In Alibabas Supermarktkette Hema, heute Freshhippo, ist jedes Produkt mit einem QR-Code versehen. Wer den Code scannt, erhält weitere Informationen rund um das Produkt, die sonst auf den kleinen Produktschildern keinen Platz hätten. Mitunter werden sogar Videos hinterlegt oder Rezepte mit allen weiteren Produkten, die dann direkt mit eingekauft werden können.
Reisende kann man durchaus aufhalten
Für Touristen aus China war der QR-Code ein super Tool, um Sie auf den eigenen Shop aufmerksam zu machen. Dies ist aktuell nur bedingt relevant, aber ich gehe davon aus, dass die Reisenden zurückkommen werden. Und chinesische Touristen sind bekanntermaßen sehr konsumfreudig. Wenn sie also ein Geschäft in der Nähe einer bekannten Sehenswürdigkeit haben, könnte Ihnen ein QR-Code helfen, auch Laufkundschaft auf sich aufmerksam zu machen. Zwar planen Chinesen ihre Reisen in der Regel vollständig vorab, allerdings statten sie durchaus seinem Geschäft, das eh auf dem Weg liegt und interessant wirkt, einen Besuch ab. Ein Plakat im Schaufenster oder als Aufsteller vor dem Geschäft mit einer Botschaft auf Chinesisch und einem QR-Code kann durchaus locken. Vor allem, wenn es beim Scannen des Codes ein Goodie, z.B. ein Geschenk oder einen Rabatt gibt.
Chinas Verbraucher zahlen aber nicht "nur" aus Bequemlichkeit via QR-Codes, sondern auch aus Kostengründen. Nutzt man den QR-Code z. B. im öffentlichen Nahverkehr, erhält man oft einen günstigeren Preis, z. B. wenn ein an einem Automaten gekauftes Realticket 2 chinesische Yuan kostet, kann man beim Bezahlen per QR-Code 1 Yuan sparen. Und Kunden, die mobil über QR-Codes bezahlen, werden auch mit einem Geschenk oder einem Coupon für den nächsten Einkauf „belohnt“.
Scannen, ohne anzufassen
Durch die Corona-Pandemie hat der QR-Code auch international wieder an Beliebtheit gewonnen. Vor allem die Gastronomie macht sich den kleinen Code zu Nutze, denn der Code ermöglicht kontaktloses interagieren. Statt im Restaurant die Speisekarte in die Hand zu nehmen, können wir das Menü heute einfach über einen QR-Code an der Tür scannen und so auf die Speisekarte zugreifen. Mittlerweile gibt es auch Apps, mit deren Hilfe wir bestellen, zahlen und Trinkgeld geben können. Kein Wunder also, dass seit Ausbruch der Pandemie die Nutzung gemäß Angaben des Magazins Invidis weltweit um 600 Prozent gestiegen ist.

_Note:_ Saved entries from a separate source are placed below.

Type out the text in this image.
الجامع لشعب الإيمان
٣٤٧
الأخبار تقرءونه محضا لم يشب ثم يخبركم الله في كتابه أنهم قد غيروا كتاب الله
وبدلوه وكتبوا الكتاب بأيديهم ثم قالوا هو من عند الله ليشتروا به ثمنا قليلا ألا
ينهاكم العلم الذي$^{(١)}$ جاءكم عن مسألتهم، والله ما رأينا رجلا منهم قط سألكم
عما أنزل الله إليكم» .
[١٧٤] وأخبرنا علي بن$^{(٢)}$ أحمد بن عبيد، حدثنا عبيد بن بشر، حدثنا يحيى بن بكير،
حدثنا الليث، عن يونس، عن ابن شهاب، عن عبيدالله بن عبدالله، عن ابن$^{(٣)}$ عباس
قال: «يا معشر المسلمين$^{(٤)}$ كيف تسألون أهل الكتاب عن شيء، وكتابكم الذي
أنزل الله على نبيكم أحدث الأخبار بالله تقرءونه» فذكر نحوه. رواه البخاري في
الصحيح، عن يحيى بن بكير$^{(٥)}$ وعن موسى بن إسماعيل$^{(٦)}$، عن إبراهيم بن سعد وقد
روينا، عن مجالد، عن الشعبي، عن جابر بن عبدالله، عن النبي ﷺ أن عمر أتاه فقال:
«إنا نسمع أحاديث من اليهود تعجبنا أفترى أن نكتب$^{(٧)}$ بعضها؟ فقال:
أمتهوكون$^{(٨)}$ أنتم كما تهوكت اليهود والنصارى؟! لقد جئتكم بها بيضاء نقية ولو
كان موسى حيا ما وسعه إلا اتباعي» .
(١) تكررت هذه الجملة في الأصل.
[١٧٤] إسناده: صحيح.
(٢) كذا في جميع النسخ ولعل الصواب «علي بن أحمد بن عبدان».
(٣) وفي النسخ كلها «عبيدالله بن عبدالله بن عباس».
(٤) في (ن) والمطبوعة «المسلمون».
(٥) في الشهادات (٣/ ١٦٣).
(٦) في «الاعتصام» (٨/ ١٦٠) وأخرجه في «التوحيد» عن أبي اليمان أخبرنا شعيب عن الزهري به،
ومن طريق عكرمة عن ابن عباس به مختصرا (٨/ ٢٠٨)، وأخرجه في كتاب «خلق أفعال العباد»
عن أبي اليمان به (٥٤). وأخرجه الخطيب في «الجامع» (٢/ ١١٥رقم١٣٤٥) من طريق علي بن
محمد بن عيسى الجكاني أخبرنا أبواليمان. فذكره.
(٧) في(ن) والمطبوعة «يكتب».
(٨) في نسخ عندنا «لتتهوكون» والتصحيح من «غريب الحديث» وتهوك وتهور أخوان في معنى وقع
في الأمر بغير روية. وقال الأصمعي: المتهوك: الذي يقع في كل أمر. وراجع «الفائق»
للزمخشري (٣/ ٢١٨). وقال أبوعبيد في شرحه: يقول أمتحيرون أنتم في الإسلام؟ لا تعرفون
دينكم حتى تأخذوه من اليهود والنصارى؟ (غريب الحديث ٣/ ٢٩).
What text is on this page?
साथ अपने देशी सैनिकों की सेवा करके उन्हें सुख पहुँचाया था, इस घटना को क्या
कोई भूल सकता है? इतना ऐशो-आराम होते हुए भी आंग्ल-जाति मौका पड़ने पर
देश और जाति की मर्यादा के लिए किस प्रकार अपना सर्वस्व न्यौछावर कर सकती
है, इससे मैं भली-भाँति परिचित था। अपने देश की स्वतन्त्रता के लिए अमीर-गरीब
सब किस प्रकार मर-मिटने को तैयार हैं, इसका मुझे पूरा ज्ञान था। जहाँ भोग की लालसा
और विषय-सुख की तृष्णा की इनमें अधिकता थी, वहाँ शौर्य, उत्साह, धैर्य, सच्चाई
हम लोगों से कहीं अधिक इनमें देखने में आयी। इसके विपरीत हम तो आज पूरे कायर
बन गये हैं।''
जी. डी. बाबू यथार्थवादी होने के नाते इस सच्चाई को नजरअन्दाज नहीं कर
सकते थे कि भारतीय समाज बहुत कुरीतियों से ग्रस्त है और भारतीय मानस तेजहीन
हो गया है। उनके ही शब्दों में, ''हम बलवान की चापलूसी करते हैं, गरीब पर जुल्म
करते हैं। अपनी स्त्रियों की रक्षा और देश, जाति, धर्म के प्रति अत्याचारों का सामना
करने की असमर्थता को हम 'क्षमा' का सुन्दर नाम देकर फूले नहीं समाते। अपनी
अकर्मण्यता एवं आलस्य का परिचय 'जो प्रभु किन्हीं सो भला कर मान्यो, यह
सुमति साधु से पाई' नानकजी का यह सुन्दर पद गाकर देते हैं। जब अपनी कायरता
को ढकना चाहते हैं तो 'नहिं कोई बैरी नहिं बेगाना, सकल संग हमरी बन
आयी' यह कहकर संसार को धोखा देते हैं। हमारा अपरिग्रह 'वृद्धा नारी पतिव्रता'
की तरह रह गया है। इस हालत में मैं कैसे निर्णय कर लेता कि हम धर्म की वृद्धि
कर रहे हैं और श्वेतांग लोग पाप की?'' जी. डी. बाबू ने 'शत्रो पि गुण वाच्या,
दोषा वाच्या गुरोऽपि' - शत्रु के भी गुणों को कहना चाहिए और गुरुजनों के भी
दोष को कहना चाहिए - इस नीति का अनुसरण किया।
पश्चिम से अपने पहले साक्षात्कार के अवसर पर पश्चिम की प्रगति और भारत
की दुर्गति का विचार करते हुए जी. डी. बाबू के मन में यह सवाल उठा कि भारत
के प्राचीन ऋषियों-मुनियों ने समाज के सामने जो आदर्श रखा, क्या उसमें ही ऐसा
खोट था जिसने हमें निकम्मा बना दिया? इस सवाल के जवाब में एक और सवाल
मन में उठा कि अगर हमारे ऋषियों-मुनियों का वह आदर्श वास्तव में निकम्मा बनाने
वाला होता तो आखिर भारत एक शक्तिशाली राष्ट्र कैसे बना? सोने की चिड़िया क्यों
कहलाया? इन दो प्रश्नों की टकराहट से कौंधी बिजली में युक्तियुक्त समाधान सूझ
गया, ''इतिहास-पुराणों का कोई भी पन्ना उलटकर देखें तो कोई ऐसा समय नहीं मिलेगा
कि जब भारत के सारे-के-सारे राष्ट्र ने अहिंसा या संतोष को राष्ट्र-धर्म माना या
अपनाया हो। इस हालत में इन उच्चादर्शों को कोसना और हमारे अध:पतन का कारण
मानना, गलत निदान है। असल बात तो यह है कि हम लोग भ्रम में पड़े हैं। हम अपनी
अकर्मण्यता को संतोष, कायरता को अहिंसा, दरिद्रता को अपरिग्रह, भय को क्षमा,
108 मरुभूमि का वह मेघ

China hat QR-Codes sehr klug in die tägliche Nutzung von Dienstleistungen eingebunden. Das macht das Einkaufen, das Bestellen von Essen oder auch das Bezahlen für chinesische Konsumenten sehr bequem. Wir waren vielleicht schon früher auf die Idee mit den QR-Codes gekommen, aber was die Umsetzung angeht, hat uns China sehr schnell überholt und ist uns jetzt weit voraus. Ich glaube allerdings, dass wir uns den QR-Code jetzt auch genauer anschauen sollten und dass er auf jeden Fall ein Comeback verdient hat.